The European Commission fined last week German carmakers Volkswagen and BMW a total of 875 million euro (US$1.03 billion) for conspiring to limit the use of emissions-cleaning technology the two companies had developed.
Daimler, BMW and Volkswagen group (Volkswagen, Audi and Porsche) breached EU antitrust rules by colluding on technical development in the area of nitrogen oxide cleaning,” according to the Commission’s statement.The Commission “has found that
“The five car manufacturers — Daimler, BMW, Volkswagen (VW), Audi and Porsche — possessed the technology to reduce harmful emissions beyond what was legally required under EU emission standards. But they avoided to compete on using this technology’s full potential to clean better than what is required by law,” Executive Vice-President of the Commission in charge of competition policy, Margrethe Vestager, said.
She emphasized that competition and innovation in automobile pollution management are critical for Europe to fulfill its ambitious Green Deal goals — a set of the European Commission policy initiatives with the overarching aim of making Europe climate neutral in 2050.
“This decision shows that we will not hesitate to take action against all forms of cartel conduct putting in jeopardy this goal,” Vestager said.
The Volkswagen group will settle the case by paying 502 million euro ($593.25 million), while BMW will pay a fine of 373 million euro ($440.8 million). Daimler has not been fined, as it blew the whistle and “revealed the existence of the cartel to the Commission.”
The German carmakers had frequent scientific meetings to explore the advancement of selective catalytic reduction (SCR) technology, which removes hazardous nitrogen oxide (NOx) emissions from diesel passenger cars by injecting urea (commonly known as ‘AdBlue’) into the exhaust gas stream.
During those meetings, from June 2009 to October 2014, the three car manufacturers conspired to avoid competition on cleaning better than what is needed by law, despite the availability of necessary technology, according to the European Commission.
It explained that Daimler, BMW, and Volkswagen Group achieved an agreement on AdBlue tank sizes and ranges, as well as an agreement on the average anticipated AdBlue usage.
“They also exchanged commercially sensitive information on these elements.

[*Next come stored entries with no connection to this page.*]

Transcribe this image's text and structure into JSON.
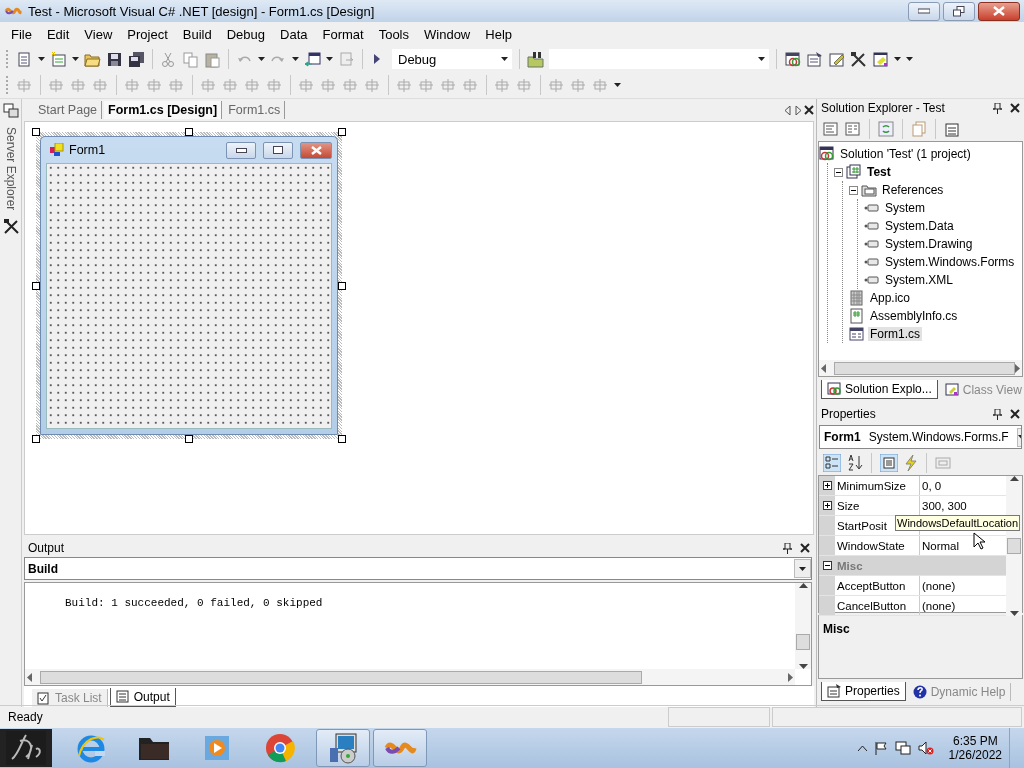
{
  "window": {
    "title": "Test - Microsoft Visual C# .NET [design] - Form1.cs [Design]"
  },
  "menu": [
    {
      "label": "File"
    },
    {
      "label": "Edit"
    },
    {
      "label": "View"
    },
    {
      "label": "Project"
    },
    {
      "label": "Build"
    },
    {
      "label": "Debug"
    },
    {
      "label": "Data"
    },
    {
      "label": "Format"
    },
    {
      "label": "Tools"
    },
    {
      "label": "Window"
    },
    {
      "label": "Help"
    }
  ],
  "toolbar": {
    "configuration": "Debug"
  },
  "side_strip": {
    "label": "Server Explorer"
  },
  "document_tabs": [
    {
      "label": "Start Page",
      "selected": false
    },
    {
      "label": "Form1.cs [Design]",
      "selected": true
    },
    {
      "label": "Form1.cs",
      "selected": false
    }
  ],
  "designer_form": {
    "title": "Form1"
  },
  "output": {
    "title": "Output",
    "source": "Build",
    "text": "Build: 1 succeeded, 0 failed, 0 skipped",
    "tabs": [
      {
        "label": "Task List",
        "kind": "tasks",
        "selected": false
      },
      {
        "label": "Output",
        "kind": "output",
        "selected": true
      }
    ]
  },
  "solution_explorer": {
    "title": "Solution Explorer - Test",
    "tree": [
      {
        "label": "Solution 'Test' (1 project)",
        "kind": "solution",
        "selected": false,
        "children": [
          {
            "label": "Test",
            "kind": "project",
            "selected": false,
            "expanded": true,
            "children": [
              {
                "label": "References",
                "kind": "folder",
                "selected": false,
                "expanded": true,
                "children": [
                  {
                    "label": "System",
                    "kind": "reference",
                    "selected": false
                  },
                  {
                    "label": "System.Data",
                    "kind": "reference",
                    "selected": false
                  },
                  {
                    "label": "System.Drawing",
                    "kind": "reference",
                    "selected": false
                  },
                  {
                    "label": "System.Windows.Forms",
                    "kind": "reference",
                    "selected": false
                  },
                  {
                    "label": "System.XML",
                    "kind": "reference",
                    "selected": false
                  }
                ]
              },
              {
                "label": "App.ico",
                "kind": "icon-file",
                "selected": false
              },
              {
                "label": "AssemblyInfo.cs",
                "kind": "code-file",
                "selected": false
              },
              {
                "label": "Form1.cs",
                "kind": "form-file",
                "selected": true
              }
            ]
          }
        ]
      }
    ],
    "tabs": [
      {
        "label": "Solution Explo...",
        "kind": "solution",
        "selected": true
      },
      {
        "label": "Class View",
        "kind": "classes",
        "selected": false
      }
    ]
  },
  "properties": {
    "title": "Properties",
    "object": "Form1",
    "object_type": "System.Windows.Forms.F",
    "rows": [
      {
        "kind": "group",
        "name": "MinimumSize",
        "value": "0, 0",
        "expanded": false
      },
      {
        "kind": "group",
        "name": "Size",
        "value": "300, 300",
        "expanded": false
      },
      {
        "kind": "property",
        "name": "StartPosit"
      },
      {
        "kind": "property",
        "name": "WindowState",
        "value": "Normal"
      },
      {
        "kind": "category",
        "name": "Misc",
        "expanded": true
      },
      {
        "kind": "property",
        "name": "AcceptButton",
        "value": "(none)"
      },
      {
        "kind": "property",
        "name": "CancelButton",
        "value": "(none)"
      }
    ],
    "tooltip": "WindowsDefaultLocation",
    "description_title": "Misc",
    "tabs": [
      {
        "label": "Properties",
        "kind": "properties",
        "selected": true
      },
      {
        "label": "Dynamic Help",
        "kind": "help",
        "selected": false
      }
    ]
  },
  "status_bar": {
    "text": "Ready"
  },
  "taskbar": {
    "items": [
      {
        "kind": "start",
        "running": false
      },
      {
        "kind": "browser",
        "running": false
      },
      {
        "kind": "folder",
        "running": false
      },
      {
        "kind": "player",
        "running": false
      },
      {
        "kind": "ball",
        "running": false
      },
      {
        "kind": "setup",
        "running": true
      },
      {
        "kind": "infinity",
        "running": true
      }
    ],
    "time": "6:35 PM",
    "date": "1/26/2022"
  }
}
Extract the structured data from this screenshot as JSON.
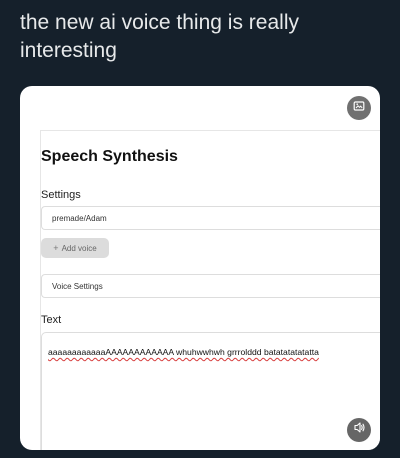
{
  "tweet": {
    "text": "the new ai voice thing is really interesting"
  },
  "media": {
    "alt_icon": "alt-text-badge-icon",
    "volume_icon": "volume-icon"
  },
  "app": {
    "title": "Speech Synthesis",
    "settings_label": "Settings",
    "voice_select_value": "premade/Adam",
    "add_voice_label": "Add voice",
    "voice_settings_label": "Voice Settings",
    "text_label": "Text",
    "text_value": "aaaaaaaaaaaaAAAAAAAAAAAA whuhwwhwh grrrolddd batatatatatatta"
  },
  "colors": {
    "background": "#15202b",
    "tweet_text": "#e7e9ea",
    "card": "#ffffff",
    "spellcheck_underline": "#d63a3a"
  }
}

Theythereby removed the uncertainty about their future market conduct concerning NOx-emissions cleaning beyond and above the legal requirements (so called “over-fulfilment”) and AdBlue-refill ranges,” read the statement.
This is how the companies limited competition on product attributes that were important to customers.

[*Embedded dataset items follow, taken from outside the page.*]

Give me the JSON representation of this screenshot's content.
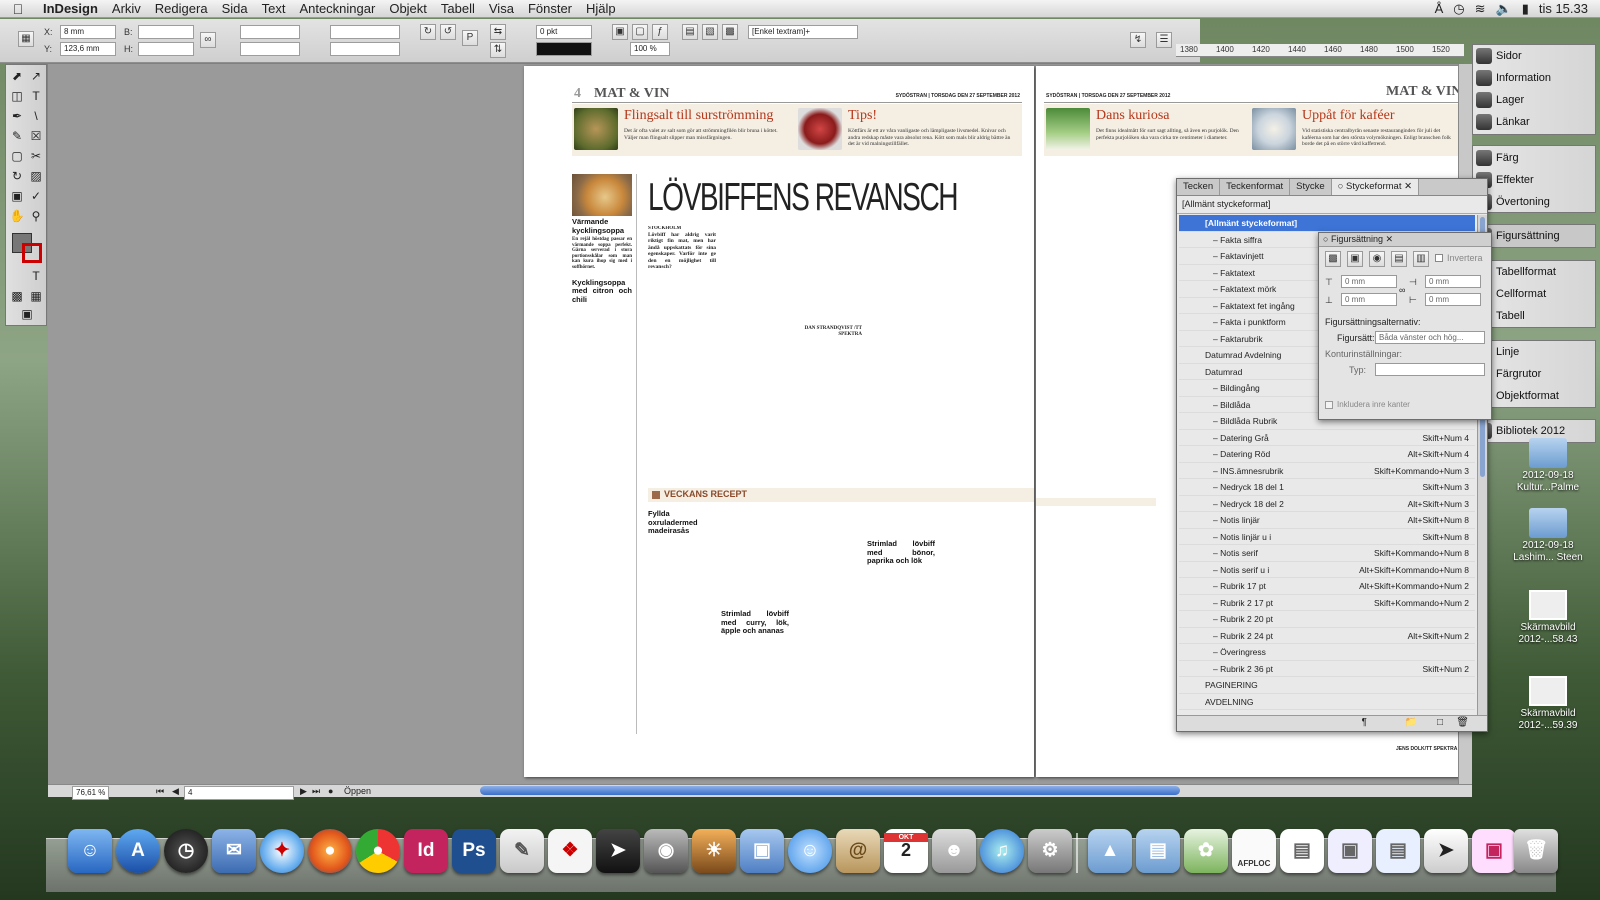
{
  "menubar": {
    "app": "InDesign",
    "items": [
      "Arkiv",
      "Redigera",
      "Sida",
      "Text",
      "Anteckningar",
      "Objekt",
      "Tabell",
      "Visa",
      "Fönster",
      "Hjälp"
    ],
    "clock": "tis 15.33"
  },
  "control": {
    "x_label": "X:",
    "x_value": "8 mm",
    "y_label": "Y:",
    "y_value": "123,6 mm",
    "w_label": "B:",
    "h_label": "H:",
    "stroke_value": "0 pkt",
    "opacity_value": "100 %",
    "frame_style": "[Enkel textram]+"
  },
  "ruler": [
    "1380",
    "1400",
    "1420",
    "1440",
    "1460",
    "1480",
    "1500",
    "1520"
  ],
  "page_left": {
    "page_no": "4",
    "section": "MAT & VIN",
    "dateline": "SYDÖSTRAN | TORSDAG DEN 27 SEPTEMBER 2012",
    "teaser1_title": "Flingsalt till surströmming",
    "teaser1_body": "Det är ofta valet av salt som gör att strömmingfilén blir bruna i köttet. Väljer man flingsalt slipper man missfärgningen.",
    "teaser2_title": "Tips!",
    "teaser2_body": "Köttfärs är ett av våra vanligaste och lämpligaste livsmedel. Knivar och andra redskap måste vara absolut rena. Kött som mals blir aldrig bättre än det är vid malningstillfället.",
    "headline": "LÖVBIFFENS REVANSCH",
    "side_title1": "Värmande kycklingsoppa",
    "side_lead": "En rejäl höstdag passar en värmande soppa perfekt. Gärna serverad i stora portionsskålar som man kan kura ihop sig med i soffhörnet.",
    "side_title2": "Kycklingsoppa med citron och chili",
    "article_kicker": "STOCKHOLM",
    "article_lead": "Lövbiff har aldrig varit riktigt fin mat, men har ändå uppskattats för sina egenskaper. Varför inte ge den en möjlighet till revansch?",
    "byline": "DAN STRANDQVIST /TT SPEKTRA",
    "recipe_bar": "VECKANS RECEPT",
    "recipe1": "Fyllda oxruladermed madeirasås",
    "recipe2": "Strimlad lövbiff med curry, lök, äpple och ananas",
    "recipe3": "Strimlad lövbiff med bönor, paprika och lök"
  },
  "page_right": {
    "dateline": "SYDÖSTRAN | TORSDAG DEN 27 SEPTEMBER 2012",
    "section": "MAT & VIN",
    "teaser1_title": "Dans kuriosa",
    "teaser1_body": "Det finns idealmått för surt sagt allting, så även en purjolök. Den perfekta purjolöken ska vara cirka tre centimeter i diameter.",
    "teaser2_title": "Uppåt för kaféer",
    "teaser2_body": "Vid statistiska centralbyrån senaste restaurangindex för juli det kaféerna som har den största volymökningen. Enligt branschen folk borde det på en större vård kaffetrend.",
    "footer_byline": "JENS DOLK/TT SPEKTRA"
  },
  "status": {
    "zoom": "76,61 %",
    "page": "4",
    "state": "Öppen"
  },
  "right_panels": [
    [
      "Sidor",
      "Information",
      "Lager",
      "Länkar"
    ],
    [
      "Färg",
      "Effekter",
      "Övertoning"
    ],
    [
      "Figursättning"
    ],
    [
      "Tabellformat",
      "Cellformat",
      "Tabell"
    ],
    [
      "Linje",
      "Färgrutor",
      "Objektformat"
    ],
    [
      "Bibliotek 2012"
    ]
  ],
  "styles_panel": {
    "tabs": [
      "Tecken",
      "Teckenformat",
      "Stycke",
      "Styckeformat"
    ],
    "current": "[Allmänt styckeformat]",
    "rows": [
      {
        "name": "[Allmänt styckeformat]",
        "sc": "",
        "indent": false,
        "sel": true
      },
      {
        "name": "Fakta siffra",
        "sc": "",
        "indent": true
      },
      {
        "name": "Faktavinjett",
        "sc": "",
        "indent": true
      },
      {
        "name": "Faktatext",
        "sc": "",
        "indent": true
      },
      {
        "name": "Faktatext mörk",
        "sc": "",
        "indent": true
      },
      {
        "name": "Faktatext fet ingång",
        "sc": "",
        "indent": true
      },
      {
        "name": "Fakta i punktform",
        "sc": "",
        "indent": true
      },
      {
        "name": "Faktarubrik",
        "sc": "",
        "indent": true
      },
      {
        "name": "Datumrad Avdelning",
        "sc": "",
        "indent": false
      },
      {
        "name": "Datumrad",
        "sc": "",
        "indent": false
      },
      {
        "name": "Bildingång",
        "sc": "",
        "indent": true
      },
      {
        "name": "Bildlåda",
        "sc": "",
        "indent": true
      },
      {
        "name": "Bildlåda Rubrik",
        "sc": "",
        "indent": true
      },
      {
        "name": "Datering Grå",
        "sc": "Skift+Num 4",
        "indent": true
      },
      {
        "name": "Datering Röd",
        "sc": "Alt+Skift+Num 4",
        "indent": true
      },
      {
        "name": "INS.ämnesrubrik",
        "sc": "Skift+Kommando+Num 3",
        "indent": true
      },
      {
        "name": "Nedryck 18 del 1",
        "sc": "Skift+Num 3",
        "indent": true
      },
      {
        "name": "Nedryck 18 del 2",
        "sc": "Alt+Skift+Num 3",
        "indent": true
      },
      {
        "name": "Notis linjär",
        "sc": "Alt+Skift+Num 8",
        "indent": true
      },
      {
        "name": "Notis linjär u i",
        "sc": "Skift+Num 8",
        "indent": true
      },
      {
        "name": "Notis serif",
        "sc": "Skift+Kommando+Num 8",
        "indent": true
      },
      {
        "name": "Notis serif u i",
        "sc": "Alt+Skift+Kommando+Num 8",
        "indent": true
      },
      {
        "name": "Rubrik 17 pt",
        "sc": "Alt+Skift+Kommando+Num 2",
        "indent": true
      },
      {
        "name": "Rubrik 2 17 pt",
        "sc": "Skift+Kommando+Num 2",
        "indent": true
      },
      {
        "name": "Rubrik 2 20 pt",
        "sc": "",
        "indent": true
      },
      {
        "name": "Rubrik 2 24 pt",
        "sc": "Alt+Skift+Num 2",
        "indent": true
      },
      {
        "name": "Överingress",
        "sc": "",
        "indent": true
      },
      {
        "name": "Rubrik 2 36 pt",
        "sc": "Skift+Num 2",
        "indent": true
      },
      {
        "name": "PAGINERING",
        "sc": "",
        "indent": false
      },
      {
        "name": "AVDELNING",
        "sc": "",
        "indent": false
      }
    ]
  },
  "fig_panel": {
    "title": "Figursättning",
    "invert": "Invertera",
    "offset_value": "0 mm",
    "options_label": "Figursättningsalternativ:",
    "wrap_label": "Figursätt:",
    "wrap_value": "Båda vänster och hög...",
    "contour_label": "Konturinställningar:",
    "type_label": "Typ:",
    "inner_edges": "Inkludera inre kanter"
  },
  "desktop": [
    {
      "label": "2012-09-18 Kultur...Palme"
    },
    {
      "label": "2012-09-18 Lashim... Steen"
    },
    {
      "label": "Skärmavbild 2012-...58.43"
    },
    {
      "label": "Skärmavbild 2012-...59.39"
    }
  ],
  "dock": {
    "indesign": "Id",
    "photoshop": "Ps",
    "calendar_month": "OKT",
    "calendar_day": "2",
    "pdf_label": "AFPLOC"
  },
  "colors": {
    "accent_red": "#b5371a",
    "selection": "#3d74d6",
    "teaser_bg": "#f4eee3"
  }
}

While BMW stated that the “European Commission has once again confirmed that the investigation concluded with this settlement solely concerned possible infringements of competition law… and that there is no indication of collusion between the parties relating to the use of prohibited defeat devices to manipulate exhaust gas tests,” Volkswagen officials believe that the penalty imposed for technical discussions regarding emissions technologies with other automakers establishes a dubious precedent.
“The Commission is entering new judicial territory, because it is treating technical cooperation for the first time as an antitrust violation,” VW representatives said, according to Reuters.
The German manufacturer said the European Commission is imposing sanctions although the substance of the discussions was never implemented and no customers were harmed as a result.
“The high fines imposed in this case underscore the need for more comprehensive guidance from the Commission to ensure that legal uncertainty does not hamper innovation in Europe,” VW concluded.